Source: European Parliament
Question for written answer E-002550/2025
to the Commission
Rule 144
Arash Saeidi (The Left)
Despite the warnings made in a 2008 Commission-ordered study on the feasibility of a European Foundation Statute (ETD/2007/IM/F2/80), no harmonised framework has been put in place to prevent certain foundations being misused for tax purposes.
In several Member States, foundations can be used as a tax-exempt way to transfer assets, without there being any real scrutiny of how they serve the public interest. For example, the Netherlands had over 60 000 foundations in 2016, many of which had no clearly identifiable philanthropic mission, compared to only 660 public-benefit foundations in France in 2021. Some jurisdictions allow foundations to be set up without precise requirements for their non-profit purpose, transparency or governance, which makes tax avoidance easier.

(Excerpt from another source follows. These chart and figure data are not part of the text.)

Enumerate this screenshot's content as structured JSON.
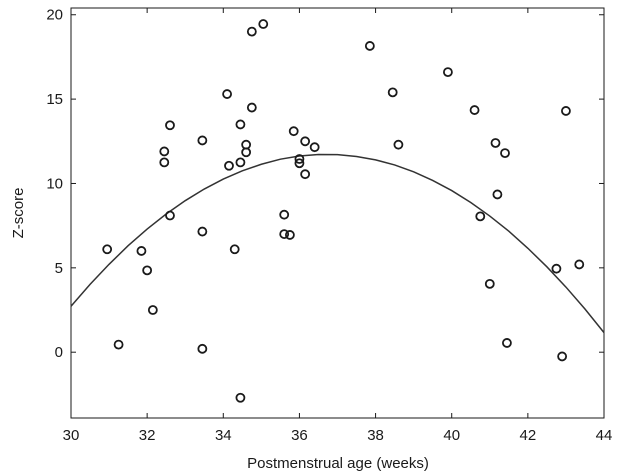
{
  "chart_data": {
    "type": "scatter",
    "xlabel": "Postmenstrual age (weeks)",
    "ylabel": "Z-score",
    "xlim": [
      30,
      44
    ],
    "ylim": [
      -3.9,
      20.4
    ],
    "xticks": [
      30,
      32,
      34,
      36,
      38,
      40,
      42,
      44
    ],
    "yticks": [
      0,
      5,
      10,
      15,
      20
    ],
    "grid": false,
    "legend": "none",
    "colors": {
      "marker": "#1a1a1a",
      "curve": "#333333",
      "axis": "#1a1a1a"
    },
    "series": [
      {
        "kind": "points",
        "x": [
          30.95,
          31.25,
          31.85,
          32.0,
          32.15,
          32.45,
          32.45,
          32.6,
          32.6,
          33.45,
          33.45,
          33.45,
          34.1,
          34.15,
          34.3,
          34.45,
          34.45,
          34.45,
          34.6,
          34.6,
          34.75,
          34.75,
          35.05,
          35.6,
          35.6,
          35.75,
          35.85,
          36.0,
          36.0,
          36.15,
          36.15,
          36.4,
          37.85,
          38.45,
          38.6,
          39.9,
          40.6,
          40.75,
          41.0,
          41.15,
          41.2,
          41.4,
          41.45,
          42.75,
          42.9,
          43.0,
          43.35
        ],
        "y": [
          6.1,
          0.45,
          6.0,
          4.85,
          2.5,
          11.9,
          11.25,
          8.1,
          13.45,
          12.55,
          7.15,
          0.2,
          15.3,
          11.05,
          6.1,
          13.5,
          11.25,
          -2.7,
          12.3,
          11.85,
          19.0,
          14.5,
          19.45,
          8.15,
          7.0,
          6.95,
          13.1,
          11.45,
          11.2,
          12.5,
          10.55,
          12.15,
          18.15,
          15.4,
          12.3,
          16.6,
          14.35,
          8.05,
          4.05,
          12.4,
          9.35,
          11.8,
          0.55,
          4.95,
          -0.25,
          14.3,
          5.2
        ]
      },
      {
        "kind": "fit",
        "x": [
          30.0,
          30.5,
          31.0,
          31.5,
          32.0,
          32.5,
          33.0,
          33.5,
          34.0,
          34.5,
          35.0,
          35.5,
          36.0,
          36.5,
          37.0,
          37.5,
          38.0,
          38.5,
          39.0,
          39.5,
          40.0,
          40.5,
          41.0,
          41.5,
          42.0,
          42.5,
          43.0,
          43.5,
          44.0
        ],
        "y": [
          2.72,
          4.02,
          5.21,
          6.31,
          7.3,
          8.19,
          8.98,
          9.67,
          10.26,
          10.75,
          11.14,
          11.44,
          11.63,
          11.72,
          11.71,
          11.6,
          11.4,
          11.1,
          10.69,
          10.18,
          9.58,
          8.87,
          8.07,
          7.17,
          6.16,
          5.06,
          3.86,
          2.56,
          1.16
        ]
      }
    ]
  }
}
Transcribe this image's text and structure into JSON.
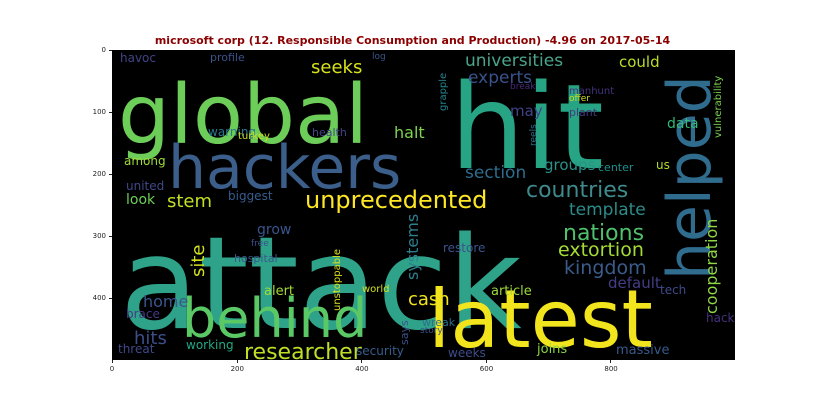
{
  "title": "microsoft corp (12. Responsible Consumption and Production) -4.96 on 2017-05-14",
  "axes": {
    "x_ticks": [
      "0",
      "200",
      "400",
      "600",
      "800"
    ],
    "y_ticks": [
      "0",
      "100",
      "200",
      "300",
      "400"
    ]
  },
  "colors": {
    "title": "#8b0000",
    "background": "#000000"
  },
  "words": [
    {
      "text": "attack",
      "color": "#2ea38a"
    },
    {
      "text": "hit",
      "color": "#26a484"
    },
    {
      "text": "global",
      "color": "#6dcd59"
    },
    {
      "text": "latest",
      "color": "#f2e51d"
    },
    {
      "text": "hackers",
      "color": "#3b5f8a"
    },
    {
      "text": "helped",
      "color": "#2f6c8e"
    },
    {
      "text": "behind",
      "color": "#5ac864"
    },
    {
      "text": "unprecedented",
      "color": "#fde725"
    },
    {
      "text": "countries",
      "color": "#3e8a8c"
    },
    {
      "text": "researcher",
      "color": "#bfdf26"
    },
    {
      "text": "nations",
      "color": "#4fc16b"
    },
    {
      "text": "kingdom",
      "color": "#3b5c8b"
    },
    {
      "text": "extortion",
      "color": "#a5db36"
    },
    {
      "text": "universities",
      "color": "#4aa68b"
    },
    {
      "text": "experts",
      "color": "#3a538b"
    },
    {
      "text": "section",
      "color": "#2e6e8e"
    },
    {
      "text": "template",
      "color": "#2c8c8a"
    },
    {
      "text": "cooperation",
      "color": "#8fd744"
    },
    {
      "text": "seeks",
      "color": "#d8e219"
    },
    {
      "text": "cash",
      "color": "#f0e51c"
    },
    {
      "text": "stem",
      "color": "#c2df23"
    },
    {
      "text": "site",
      "color": "#d0e11c"
    },
    {
      "text": "systems",
      "color": "#2e7f8e"
    },
    {
      "text": "hits",
      "color": "#3d4e8a"
    },
    {
      "text": "home",
      "color": "#3a568c"
    },
    {
      "text": "groups",
      "color": "#2a9289"
    },
    {
      "text": "default",
      "color": "#433e85"
    },
    {
      "text": "halt",
      "color": "#7fd34e"
    },
    {
      "text": "may",
      "color": "#404387"
    },
    {
      "text": "could",
      "color": "#b8de29"
    },
    {
      "text": "data",
      "color": "#35b779"
    },
    {
      "text": "grow",
      "color": "#3a548c"
    },
    {
      "text": "biggest",
      "color": "#365c8d"
    },
    {
      "text": "look",
      "color": "#6ece58"
    },
    {
      "text": "united",
      "color": "#3f4788"
    },
    {
      "text": "among",
      "color": "#a0da39"
    },
    {
      "text": "warning",
      "color": "#2a788e"
    },
    {
      "text": "health",
      "color": "#404688"
    },
    {
      "text": "turkey",
      "color": "#c8e020"
    },
    {
      "text": "profile",
      "color": "#3b528b"
    },
    {
      "text": "havoc",
      "color": "#414487"
    },
    {
      "text": "plant",
      "color": "#453882"
    },
    {
      "text": "manhunt",
      "color": "#46327e"
    },
    {
      "text": "break",
      "color": "#472c7a"
    },
    {
      "text": "offer",
      "color": "#cae11f"
    },
    {
      "text": "log",
      "color": "#3a548c"
    },
    {
      "text": "grapple",
      "color": "#25838e"
    },
    {
      "text": "reels",
      "color": "#2b748e"
    },
    {
      "text": "center",
      "color": "#21908d"
    },
    {
      "text": "us",
      "color": "#b5de2b"
    },
    {
      "text": "vulnerability",
      "color": "#7ad151"
    },
    {
      "text": "tech",
      "color": "#3e4a89"
    },
    {
      "text": "hack",
      "color": "#46307e"
    },
    {
      "text": "massive",
      "color": "#38598c"
    },
    {
      "text": "joins",
      "color": "#89d548"
    },
    {
      "text": "weeks",
      "color": "#3e4c8a"
    },
    {
      "text": "article",
      "color": "#9dd93b"
    },
    {
      "text": "wreak",
      "color": "#2d708e"
    },
    {
      "text": "says",
      "color": "#3b528b"
    },
    {
      "text": "story",
      "color": "#3a548c"
    },
    {
      "text": "security",
      "color": "#365d8d"
    },
    {
      "text": "working",
      "color": "#22a884"
    },
    {
      "text": "threat",
      "color": "#3f4889"
    },
    {
      "text": "brace",
      "color": "#443a83"
    },
    {
      "text": "alert",
      "color": "#a2da37"
    },
    {
      "text": "world",
      "color": "#d2e21b"
    },
    {
      "text": "unstoppable",
      "color": "#dde318"
    },
    {
      "text": "hospital",
      "color": "#38588c"
    },
    {
      "text": "free",
      "color": "#3c4f8a"
    },
    {
      "text": "restore",
      "color": "#3b528b"
    }
  ]
}
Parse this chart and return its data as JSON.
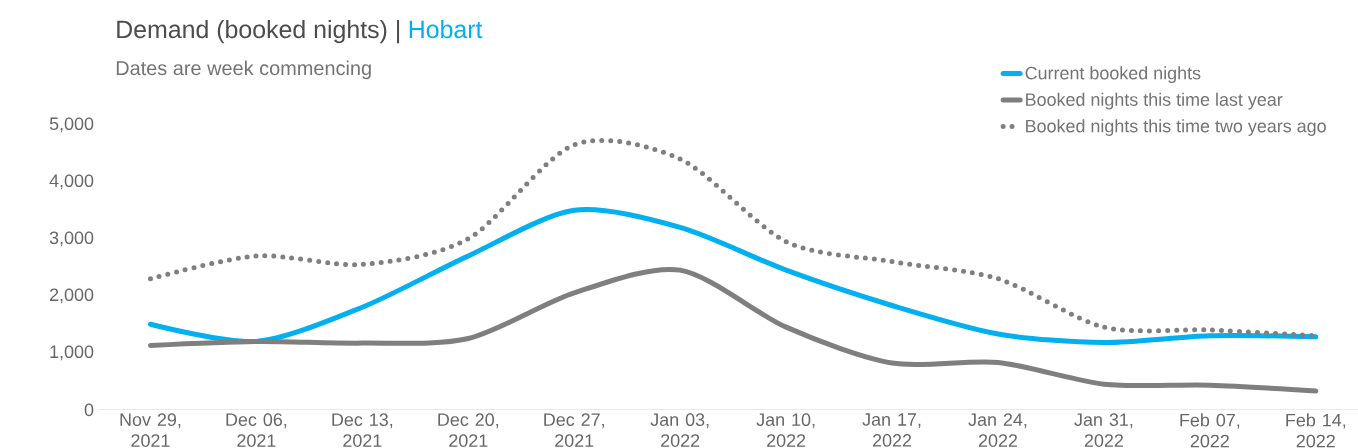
{
  "chart_data": {
    "type": "line",
    "title": "Demand (booked nights) |",
    "subtitle": "Dates are week commencing",
    "annotations": [
      "Hobart"
    ],
    "categories": [
      "Nov 29, 2021",
      "Dec 06, 2021",
      "Dec 13, 2021",
      "Dec 20, 2021",
      "Dec 27, 2021",
      "Jan 03, 2022",
      "Jan 10, 2022",
      "Jan 17, 2022",
      "Jan 24, 2022",
      "Jan 31, 2022",
      "Feb 07, 2022",
      "Feb 14, 2022"
    ],
    "series": [
      {
        "name": "Current booked nights",
        "color": "#00b0f0",
        "line_style": "solid",
        "values": [
          1500,
          1200,
          1800,
          2700,
          3500,
          3200,
          2450,
          1830,
          1330,
          1180,
          1300,
          1280
        ]
      },
      {
        "name": "Booked nights this time last year",
        "color": "#7f7f7f",
        "line_style": "solid",
        "values": [
          1130,
          1200,
          1170,
          1250,
          2050,
          2450,
          1450,
          820,
          830,
          450,
          430,
          330
        ]
      },
      {
        "name": "Booked nights this time two years ago",
        "color": "#7f7f7f",
        "line_style": "dotted",
        "values": [
          2300,
          2700,
          2550,
          3000,
          4650,
          4400,
          2950,
          2600,
          2300,
          1450,
          1400,
          1300
        ]
      }
    ],
    "ylim": [
      0,
      5000
    ],
    "yticks": [
      {
        "value": 0,
        "label": "0"
      },
      {
        "value": 1000,
        "label": "1,000"
      },
      {
        "value": 2000,
        "label": "2,000"
      },
      {
        "value": 3000,
        "label": "3,000"
      },
      {
        "value": 4000,
        "label": "4,000"
      },
      {
        "value": 5000,
        "label": "5,000"
      }
    ],
    "grid": false,
    "legend": "top right",
    "marker": "none"
  }
}
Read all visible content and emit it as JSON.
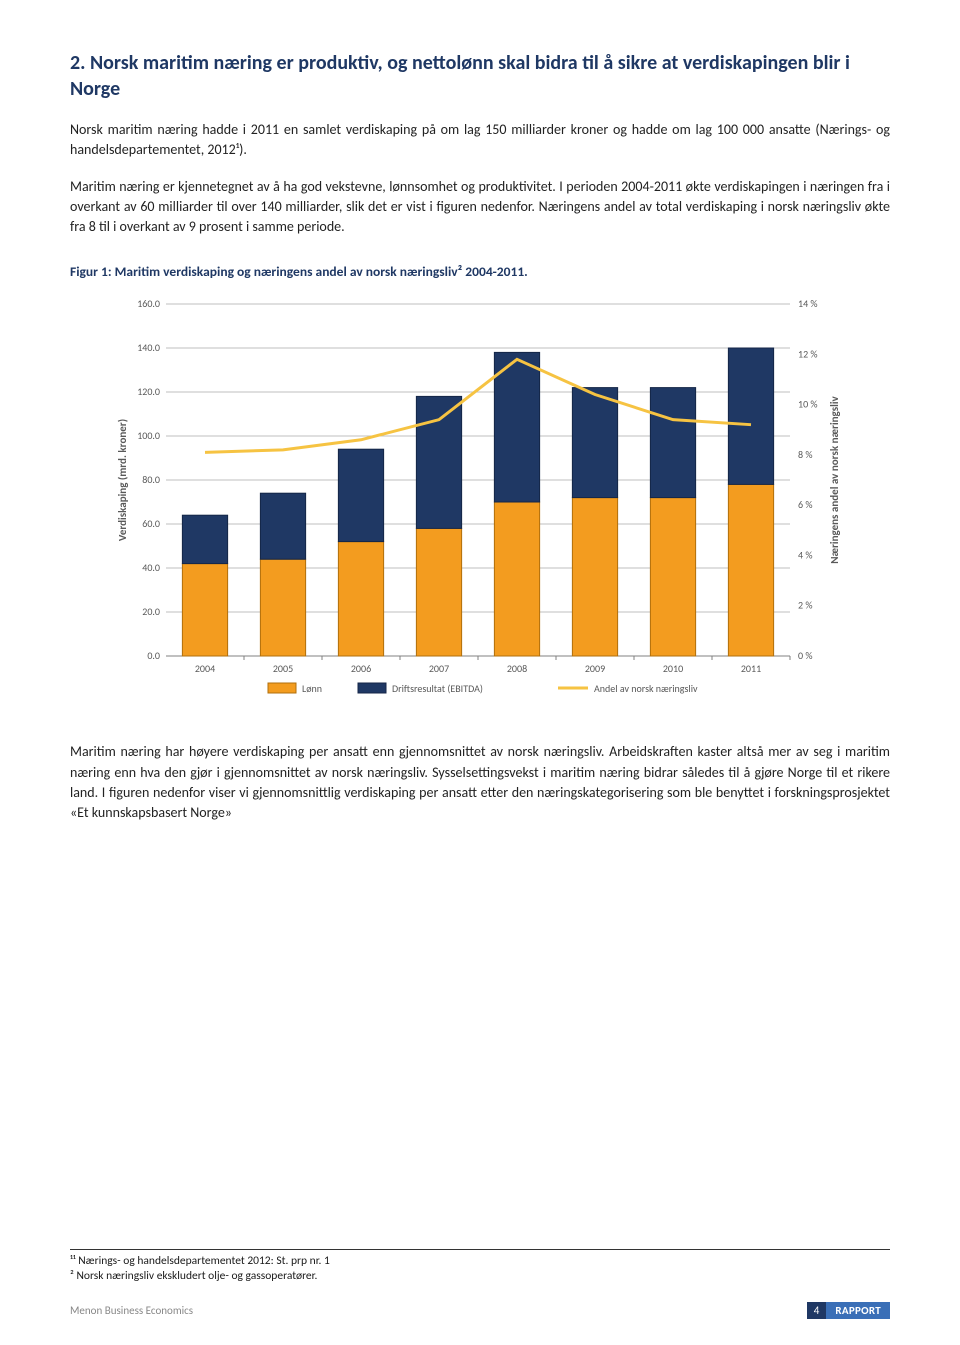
{
  "section": {
    "title": "2.   Norsk maritim næring er produktiv, og nettolønn skal bidra til å sikre at verdiskapingen blir i Norge",
    "para1": "Norsk maritim næring hadde i 2011 en samlet verdiskaping på om lag 150 milliarder kroner og hadde om lag 100 000 ansatte (Nærings- og handelsdepartementet, 2012¹).",
    "para2": "Maritim næring er kjennetegnet av å ha god vekstevne, lønnsomhet og produktivitet.  I perioden 2004-2011 økte verdiskapingen i næringen fra i overkant av 60 milliarder til over 140 milliarder, slik det er vist i figuren nedenfor. Næringens andel av total verdiskaping i norsk næringsliv økte fra 8 til i overkant av 9 prosent i samme periode."
  },
  "figure": {
    "caption": "Figur 1: Maritim verdiskaping og næringens andel av norsk næringsliv² 2004-2011.",
    "chart": {
      "type": "stacked-bar-with-line",
      "background_color": "#ffffff",
      "grid_color": "#bfbfbf",
      "axis_color": "#808080",
      "label_color": "#595959",
      "label_fontsize": 11,
      "tick_fontsize": 10,
      "categories": [
        "2004",
        "2005",
        "2006",
        "2007",
        "2008",
        "2009",
        "2010",
        "2011"
      ],
      "y_left": {
        "label": "Verdiskaping (mrd. kroner)",
        "min": 0,
        "max": 160,
        "step": 20
      },
      "y_right": {
        "label": "Næringens andel av norsk næringsliv",
        "min": 0,
        "max": 14,
        "step": 2,
        "suffix": " %"
      },
      "series_lonn": {
        "label": "Lønn",
        "color": "#f39c1f",
        "border": "#b06f0c",
        "values": [
          42,
          44,
          52,
          58,
          70,
          72,
          72,
          78
        ]
      },
      "series_ebitda": {
        "label": "Driftsresultat (EBITDA)",
        "color": "#1f3864",
        "border": "#142647",
        "values": [
          22,
          30,
          42,
          60,
          68,
          50,
          50,
          62
        ]
      },
      "series_andel": {
        "label": "Andel av norsk næringsliv",
        "color": "#f6c342",
        "values": [
          8.1,
          8.2,
          8.6,
          9.4,
          11.8,
          10.4,
          9.4,
          9.2
        ]
      },
      "bar_width": 0.58,
      "line_width": 3
    }
  },
  "para3": "Maritim næring har høyere verdiskaping per ansatt enn gjennomsnittet av norsk næringsliv. Arbeidskraften kaster altså mer av seg i maritim næring enn hva den gjør i gjennomsnittet av norsk næringsliv. Sysselsettingsvekst i maritim næring bidrar således til å gjøre Norge til et rikere land. I figuren nedenfor viser vi gjennomsnittlig  verdiskaping  per  ansatt  etter  den  næringskategorisering  som  ble  benyttet  i forskningsprosjektet «Et kunnskapsbasert Norge»",
  "footnotes": {
    "fn1": "¹¹ Nærings- og handelsdepartementet 2012: St. prp nr. 1",
    "fn2": "² Norsk næringsliv ekskludert olje- og gassoperatører."
  },
  "footer": {
    "left": "Menon Business Economics",
    "page": "4",
    "right": "RAPPORT"
  }
}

- 1.Does the Commission have any data on, or analyses of, the use of foundations in some Member States to circumvent inheritance tax or to hold family assets without effective public scrutiny?
- 2.Does the Commission have any plans to fund an EU-wide comparative study on tax-exemption criteria and mechanisms for supervising foundations in Member States, particularly in order to assess the degree to which they are being misused?
- 3.Does the Commission consider that, without a binding EU definition of ‘public-benefit purpose’, a potential European Foundation Statute could become an instrument of harmful tax competition or a means of circumventing national laws on wealth taxation?